With these new tablets, Wacom has simplified its consumer-level offerings—formerly five tablets under the Bamboo name with varying price points and features—into just three devices, the Bamboo Connect, Capture, and Create. For this revision, the company has attempted to target a specific swath of the tablet market for each model, rather than promote them by features alone.
The $80 Bamboo Connect, Wacom’s entry-level tablet, is designed for business illustration and simple doodles. Clad in black with a bright green accent, the device features a 5.8-inch-by-3.6-inch work area and 1024 levels of pressure awareness using one of the company’s signature pens with programmable side-buttons. Users can connect the tablet to their laptop or desktop via USB, and have the option of working with it using included software like Autodesk’s Sketchbook Express, digital inking functionality within Microsoft Office, or any other installed illustration application.

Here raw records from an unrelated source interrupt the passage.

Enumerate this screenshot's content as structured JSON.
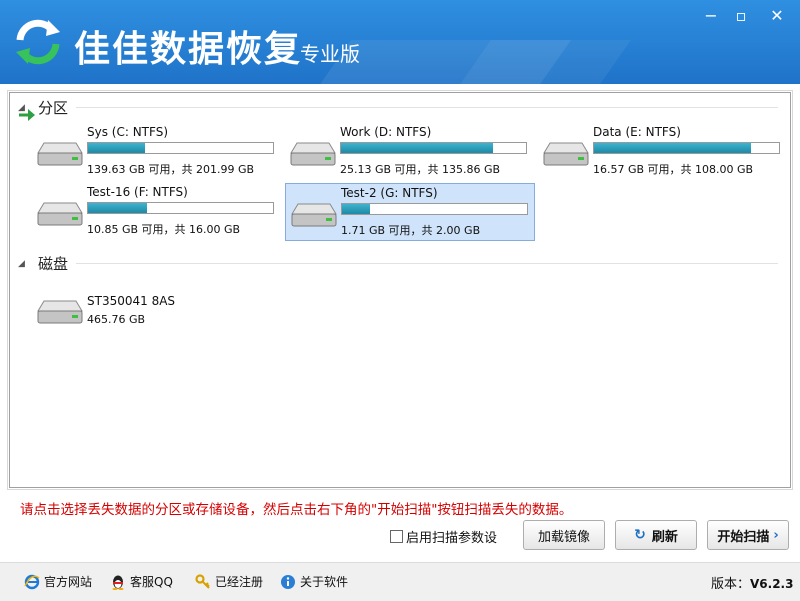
{
  "app": {
    "title": "佳佳数据恢复",
    "edition": "专业版"
  },
  "window": {
    "minimize": "−",
    "maximize": "▫",
    "close": "✕"
  },
  "sections": {
    "partitions": "分区",
    "disks": "磁盘"
  },
  "partitions": [
    {
      "name": "Sys (C: NTFS)",
      "info": "139.63 GB 可用，共 201.99 GB",
      "used_fraction": 0.31
    },
    {
      "name": "Work (D: NTFS)",
      "info": "25.13 GB 可用，共 135.86 GB",
      "used_fraction": 0.82
    },
    {
      "name": "Data (E: NTFS)",
      "info": "16.57 GB 可用，共 108.00 GB",
      "used_fraction": 0.85
    },
    {
      "name": "Test-16 (F: NTFS)",
      "info": "10.85 GB 可用，共 16.00 GB",
      "used_fraction": 0.32
    },
    {
      "name": "Test-2 (G: NTFS)",
      "info": "1.71 GB 可用，共 2.00 GB",
      "used_fraction": 0.15,
      "selected": true
    }
  ],
  "disks": [
    {
      "name": "ST350041 8AS",
      "size": "465.76 GB"
    }
  ],
  "message": "请点击选择丢失数据的分区或存储设备，然后点击右下角的\"开始扫描\"按钮扫描丢失的数据。",
  "actions": {
    "scan_params": "启用扫描参数设",
    "load_image": "加载镜像",
    "refresh": "刷新",
    "start_scan": "开始扫描"
  },
  "footer": {
    "website": "官方网站",
    "support": "客服QQ",
    "registered": "已经注册",
    "about": "关于软件",
    "version_label": "版本：",
    "version": "V6.2.3"
  },
  "colors": {
    "titlebar": "#2378cf",
    "message": "#d40000",
    "bar_fill": "#2a9bb8",
    "selected": "#cfe4fb"
  }
}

The mid-level consumer offering, the $100 Bamboo Capture, offers the same surface area as the Connect; with this silver-and-black tablet, however, users will get the ability to use multitouch gestures (up to 16 discrete touch points, and full support for gestures in Mac OS X Lion); and optional wireless connectivity (using a $39 accessory). By including a full version of Photoshop Elements in addition to Sketchbook Express, it looks like Wacom hopes to market the Capture toward photographers, though budding illustrators should also enjoy the device’s capabilities.
On the high end of the spectrum, the $200 Bambo Create is solidly an artist’s tool: The tablet provides a full 8.5 inches by 5.4 inches of pressure-sensitive pen and multitouch workspace (in comparison to the Connect and Capture’s 5.8 inches by 3.6 inches), adds a pressure-sensitive eraser to the end of the stylus, and ships with Corel’s Painter Essentials along with Photoshop Elements and Sketchbook Express. And, like the Capture, users can enable wireless connectivity using Wacom’s $39 Plug-n-Play Wireless module. With the features it offers, the Create looks like it could fill a crucial niche for artists-in-training who can’t yet shell out $399 for a wireless Intuos4 tablet.
You can pick up one of the tablets from Wacom’s website, or from one of the company’s authorized resellers. All three tablets support both Mac and Windows operating systems; users can download the correct driver from Wacom’s website.